いよいよ開拓の促進を宣言して森の湖畔に築城を開始したあたりで、次々に不可解な事件が起きた。
付け火に殺人。
これらは、さすがわらわの見込んだ男というだけはあって、シューターの働きで犯人を見事仕留めた。
だがその引き替えに接見禁止を命じていたはずのあの男が、カサンドラを強姦したのである。
やはりわらわの不埒な想いが施政者としての眼を曇らせて、こうした可能性を予見出来なかったのだろう。
カサンドラに続き、野牛の娘タンヌダルクを娶らせ、嫉妬を覚えながらもわらわ自身、将来はシューターに身を任せても良いとさえ想い、覚悟も定まりつつあった。
恐らくこれだけの女に囲まれて、シューターはもはやわらわたちを裏切る事はないだろうと。
けれどもカサンドラに対する負い目は、今回の件でとても大きくなり、そしてどの様に詫びていいものかと、わらわの中に重くのしかかる。
◆
冒険者カムラの村入りに端を発した様々な事件の末、わらわは改めてブルカ辺境伯との対決姿勢を村の主だった人間に宣言した。
兼ねてよりその意志はあったのだし、シューターにだけはその心内を話しておったので、気負いはなかった。
何れ領内を富ますためには必要なことだったのだと幹部たちに、ひいてはわらわ自身に改めて言い聞かせたのだ。
そのための協力体制を辺境広域に布くため、わらわは外交使節をこのサルワタから送り出すことにした。

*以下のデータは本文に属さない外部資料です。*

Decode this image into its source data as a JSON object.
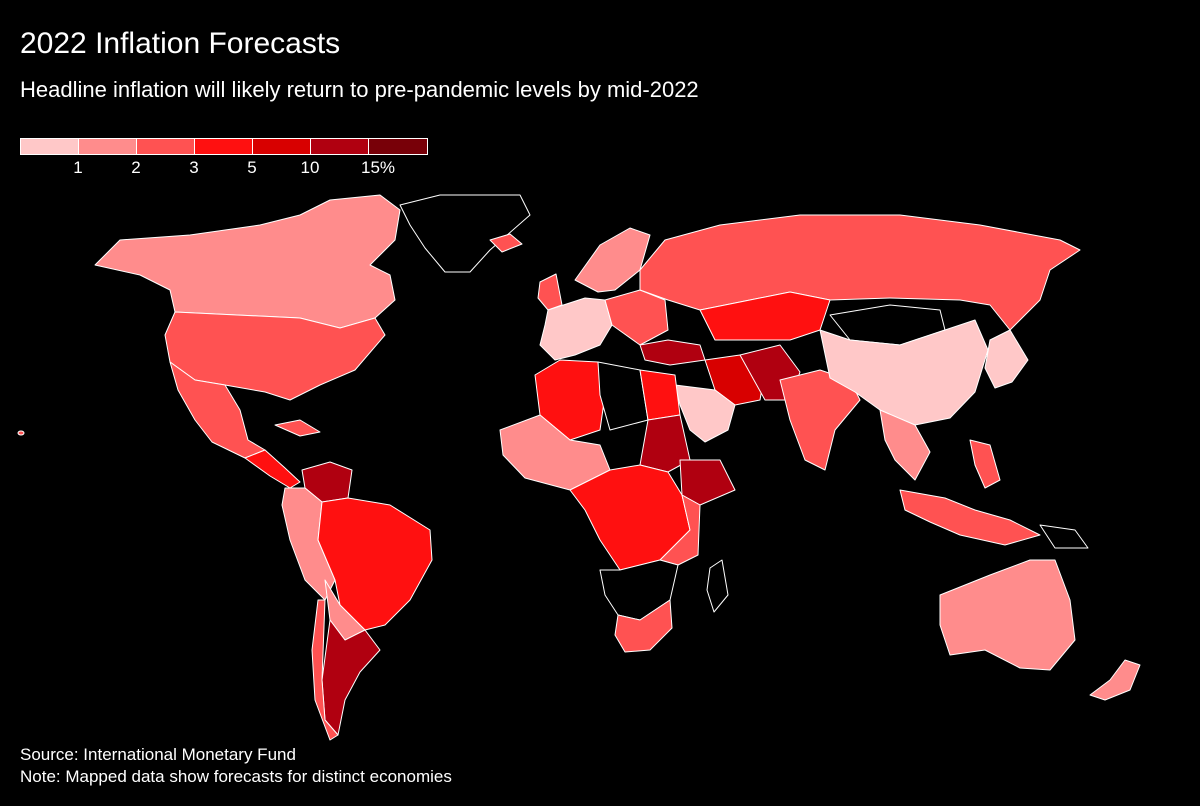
{
  "title": "2022 Inflation Forecasts",
  "subtitle": "Headline inflation will likely return to pre-pandemic levels by mid-2022",
  "legend": {
    "colors": [
      "#ffc8c8",
      "#ff8c8c",
      "#ff5252",
      "#ff1010",
      "#d80000",
      "#b00010",
      "#780008"
    ],
    "ticks": [
      "1",
      "2",
      "3",
      "5",
      "10",
      "15%"
    ]
  },
  "map_colors": {
    "no_data": "#000000",
    "outline": "#ffffff"
  },
  "footer": {
    "source": "Source: International Monetary Fund",
    "note": "Note: Mapped data show forecasts for distinct economies"
  }
}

辺境の鉱山都市リンドルと、中継貿易都市オッペンハーゲンへ向かう使節の正使を務めるのは、当然の事ながらシューターをおいて他無い。
けれども、その前に是が非でも騎士修道会との協力をとりつけねばらなぬという事で、わらわはシューター夫妻のために用意された馬車に乗り込んだ。
カサンドラへの謝罪の機会はこれをおいて他ないと思ったからだ。
「あ、あの村長さま。わたしもこの馬車に乗っても良かったのでしょうか?」
「何の問題があるというのだ。ん? お前たち夫妻はわらわの送り出した外交使節団の使者であるだろう」
「ええと、使節団の使者を務めるのはシューターさんで、わたしはどうして同行するのか未だによく……」
野牛の族長より借り上げた豪奢な馬車の中で、萎縮していたカサンドラがそんな事を申し訳なさそうに言った。
聞いたわらわは、申し訳ないと思いながらも、ついつい声を上げて笑ってしまった。
「アッハッハ、お前はそんな事を気にかけていたのか」
「うう、はい……」
これ以上萎縮させてしまったのでは、謝罪どころではない。
少し落ち着かせるために、わらわは声音を改めて言葉を続ける。
「安心せよ。貴族の外交においてはだな、使節を送り出すときは夫婦そろってというのがひとつの作法になっておる。だからわらわはお前に花嫁修業をさせておったのだ」
「そうなのです。どれぇの第一夫人はカサンドラねえさまなので、外交使節に同行されるのは、何もおかしいことはないのですねー」
わらわの言葉に、馬車へ同乗していたッヨイハディも言い添えた。
「そうだったのですか。まだまだ拙いですが、やっておいて本当によかったです」
「うむ」
ややホッとした表情を見せたカサンドラを馬車の中で見やりながら、言葉をどう続けるのかわらわはタイミングを探った。
「してカサンドラよ、」
「はい?」
意を決したわらわは、揺れる馬車の中で居住まいを改めながらカサンドラの眼を見た。
謝罪の言葉、そしてそれに続く言葉。
この様な仕打ちをカサンドラに与えておいて、果たしてこの娘に許しを得ることは出来るのだろうか。